Opponents say some of the wording in the bills is ambiguous and that this could allow the government to stretch the interpretation, rendering the war-renouncing Constitution toothless.

Meanwhile the contingencies Abe has presented have repeatedly changed shape, only deepening anxiety among voters.

“It’s true, support has not spread yet,” Abe acknowledged during a Upper House session Monday.

Under the Constitution, Japan has been allowed to use force for self-defense only if the nation itself is attacked by an enemy.

But under the bills, Japan would be allowed to attack a third country to support an ally nation — presumably the United States — if three conditions are met: that Japan’s survival is threatened, that there is no alternative, and that the use of force is kept to “the minimum necessary.”

More precisely, according to Abe, the first condition refers to a situation “that threatens Japan’s survival and poses a clear danger of fundamentally overturning people’s right to life, liberty and pursuit of happiness.”

Opponents say the meanings of such abstract words are not clearly defined and the bills are susceptible to over-interpretation — possibly expanding the scope of joint operations with the U.S. military.

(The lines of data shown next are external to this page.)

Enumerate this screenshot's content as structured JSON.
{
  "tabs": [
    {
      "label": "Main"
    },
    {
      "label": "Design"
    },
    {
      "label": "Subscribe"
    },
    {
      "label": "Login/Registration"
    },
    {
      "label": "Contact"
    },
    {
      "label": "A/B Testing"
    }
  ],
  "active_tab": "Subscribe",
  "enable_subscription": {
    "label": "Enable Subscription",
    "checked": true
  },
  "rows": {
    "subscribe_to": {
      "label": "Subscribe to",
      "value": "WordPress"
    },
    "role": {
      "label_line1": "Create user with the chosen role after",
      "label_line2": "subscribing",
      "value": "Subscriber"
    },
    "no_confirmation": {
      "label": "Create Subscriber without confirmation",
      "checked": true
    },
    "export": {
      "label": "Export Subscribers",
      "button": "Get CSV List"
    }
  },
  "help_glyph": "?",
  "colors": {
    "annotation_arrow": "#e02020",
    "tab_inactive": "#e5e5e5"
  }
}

Many questions remain unanswered.

Would disruption of oil imports to Japan amid a Middle East crisis allow Japan to engage in a joint military operation with the U.S.? Would loss of economic benefits for Japan alone meet the conditions to use the right of collective self-defense?

Abe has only responded to such questions with even more abstract phrases: The government would “make judgments from a comprehensive viewpoint by considering if it will cause a critical impact on people’s lives,” for example.

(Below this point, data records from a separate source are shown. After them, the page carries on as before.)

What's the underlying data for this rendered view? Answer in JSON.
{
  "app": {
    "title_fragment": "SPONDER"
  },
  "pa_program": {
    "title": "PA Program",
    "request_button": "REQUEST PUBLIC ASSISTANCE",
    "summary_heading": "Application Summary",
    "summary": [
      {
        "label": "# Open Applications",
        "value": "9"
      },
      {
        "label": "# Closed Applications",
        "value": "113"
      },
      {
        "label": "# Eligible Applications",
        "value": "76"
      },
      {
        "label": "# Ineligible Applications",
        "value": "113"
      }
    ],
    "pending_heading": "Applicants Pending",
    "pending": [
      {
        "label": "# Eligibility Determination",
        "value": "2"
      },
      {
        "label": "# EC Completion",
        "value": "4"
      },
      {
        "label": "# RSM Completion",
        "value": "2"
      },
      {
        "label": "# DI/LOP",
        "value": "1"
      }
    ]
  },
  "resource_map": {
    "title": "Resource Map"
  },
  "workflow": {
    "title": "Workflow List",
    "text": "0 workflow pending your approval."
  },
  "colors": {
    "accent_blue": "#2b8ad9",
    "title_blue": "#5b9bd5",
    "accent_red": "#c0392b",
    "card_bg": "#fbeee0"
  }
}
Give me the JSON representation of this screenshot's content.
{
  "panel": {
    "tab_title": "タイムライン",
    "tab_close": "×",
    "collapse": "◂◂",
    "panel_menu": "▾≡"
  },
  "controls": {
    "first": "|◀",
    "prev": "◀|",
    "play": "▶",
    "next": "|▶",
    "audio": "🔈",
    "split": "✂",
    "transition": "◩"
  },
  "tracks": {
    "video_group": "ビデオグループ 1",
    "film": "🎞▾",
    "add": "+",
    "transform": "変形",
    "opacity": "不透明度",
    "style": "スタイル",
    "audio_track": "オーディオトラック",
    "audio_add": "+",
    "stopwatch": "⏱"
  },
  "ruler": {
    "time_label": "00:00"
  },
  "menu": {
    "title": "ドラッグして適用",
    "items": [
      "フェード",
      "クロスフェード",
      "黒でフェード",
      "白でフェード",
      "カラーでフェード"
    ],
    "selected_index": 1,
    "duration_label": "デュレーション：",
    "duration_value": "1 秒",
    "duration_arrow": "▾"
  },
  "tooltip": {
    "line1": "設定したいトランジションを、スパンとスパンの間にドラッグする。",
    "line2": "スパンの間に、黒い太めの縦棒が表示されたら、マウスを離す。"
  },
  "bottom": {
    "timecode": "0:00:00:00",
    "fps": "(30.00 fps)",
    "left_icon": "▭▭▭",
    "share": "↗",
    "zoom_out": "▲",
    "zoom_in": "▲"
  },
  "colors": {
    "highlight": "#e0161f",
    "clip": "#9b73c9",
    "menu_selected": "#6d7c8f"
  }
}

To some, this is unacceptable.

“The government says we should leave the decision on starting a war to a ‘comprehensive judgment’ by the government. We should not do that,” Okada said.

He has called for writing into law the prerequisites for force to be used.

One scenario that Abe initially touted as meeting the three conditions was the mining of the Hormuz Strait by Iran, an act that could hit oil shipments to Japan.

But experts say such a blockage is unlikely because Iran itself is reliant on the strait for its own oil exports. Abe later admitted that he did not consider it a realistic scenario.

Then Abe started pointing to a possible military crisis in the South China Sea, despite earlier saying such a situation would be unlikely to affect Japanese trade because cargo ships and oil tankers can bypass the area. The apparent contradiction only deepened suspicion that his primary goal was to pull the teeth from the war-renouncing Article 9 of the Constitution, and that his talk of scenarios was just a way to bring that about.

“We suspect (the ruling camp) has developed its argument just to open the way for the use of the right to collective self-defense,” Tadatomo Yoshida, president of the Social Democratic Party, said during Sunday’s TV debate.

Abe and many experts have, however, argued that the Japan-U.S. military alliance would be critically damaged if Tokyo refuses to defend the U.S. military in a crisis threatening Japan.

Under the security treaty, the U.S. must defend Japan, but Japanese troops do not have to defend the U.S. military. Tokyo is obliged, however, to grant Washington routine use of military bases.

“It makes a great deal of sense for Japan to strengthen the Japan-U.S. military alliance” by enacting the bills, said Koji Murata, professor of international politics and president of Doshisha University in Kyoto.

Murata pointed out that China’s economic and military power is rapidly growing, while American influence in the Asia-Pacific region has shrunk in recent years.

“If you ask the opinions of experts on security affairs — not constitutional scholars — I believe many will have positive views about the bills in question,” Murata told a public hearing at the Upper House on July 23.

Abe, meanwhile, is trying not to exacerbate tensions with Beijing and has stopped short of citing a clash with China as a possible scenario during his Diet contributions. He has referred instead only obliquely to its growing military power.

Indeed, China has been the No. 1 trading partner with Japan in recent years and it would be too risky, both economically and politically, for Abe to provoke Beijing by openly discussing a scenario of war with China.

Instead he has cited North Korea’s nuclear ballistic missile and nuclear weapons development as one of the main military threats to the nation. His decision to highlight this rather than the threat from China has contributed to the confusion.

Meanwhile, even with the enactment of the bills, Japan still would be unable to fully exercise the right of collective self-defense, although the United Nations bestows the right on all member countries.

Senior government officials maintain that no major country attaches such strict conditions to using the right of collective self-defense.

During an Upper House session Monday, Foreign Minister Fumio Kishida pointed out that among the U.S., Britain and Australia, none has laws that “set conditions for use of the right to self-defense.”

“I believe the three conditions would work as an unparalleled brake” to Japan’s use of the right of collective self-defense, argued Masahisa Sato, a former SDF officer turned Liberal Democratic Party lawmaker, during the same Upper House session.

Abe appears to believe that time is on his side, although the first political test for him will come in next summer’s Upper House election.

The Self-Defense Forces, which were set up in 1954, were initially dismissed by the general public and the vast majority of constitutional scholars as unconstitutional. Now, however, the forces enjoy widespread support from the vast majority of the public.

Mainstream, liberal intellectuals and students also opposed the revision in 1960 of the Japan-U.S. security treaty, which was proposed and pushed by then Prime Minister Nobusuke Kishi, Abe’s grandfather and role model.

Likewise, a majority of the nation now admits that the treaty was and is vital for peace and security of Japan.

“As times passes, (support) will no doubt spread among the public,” Abe told the Upper House session Monday.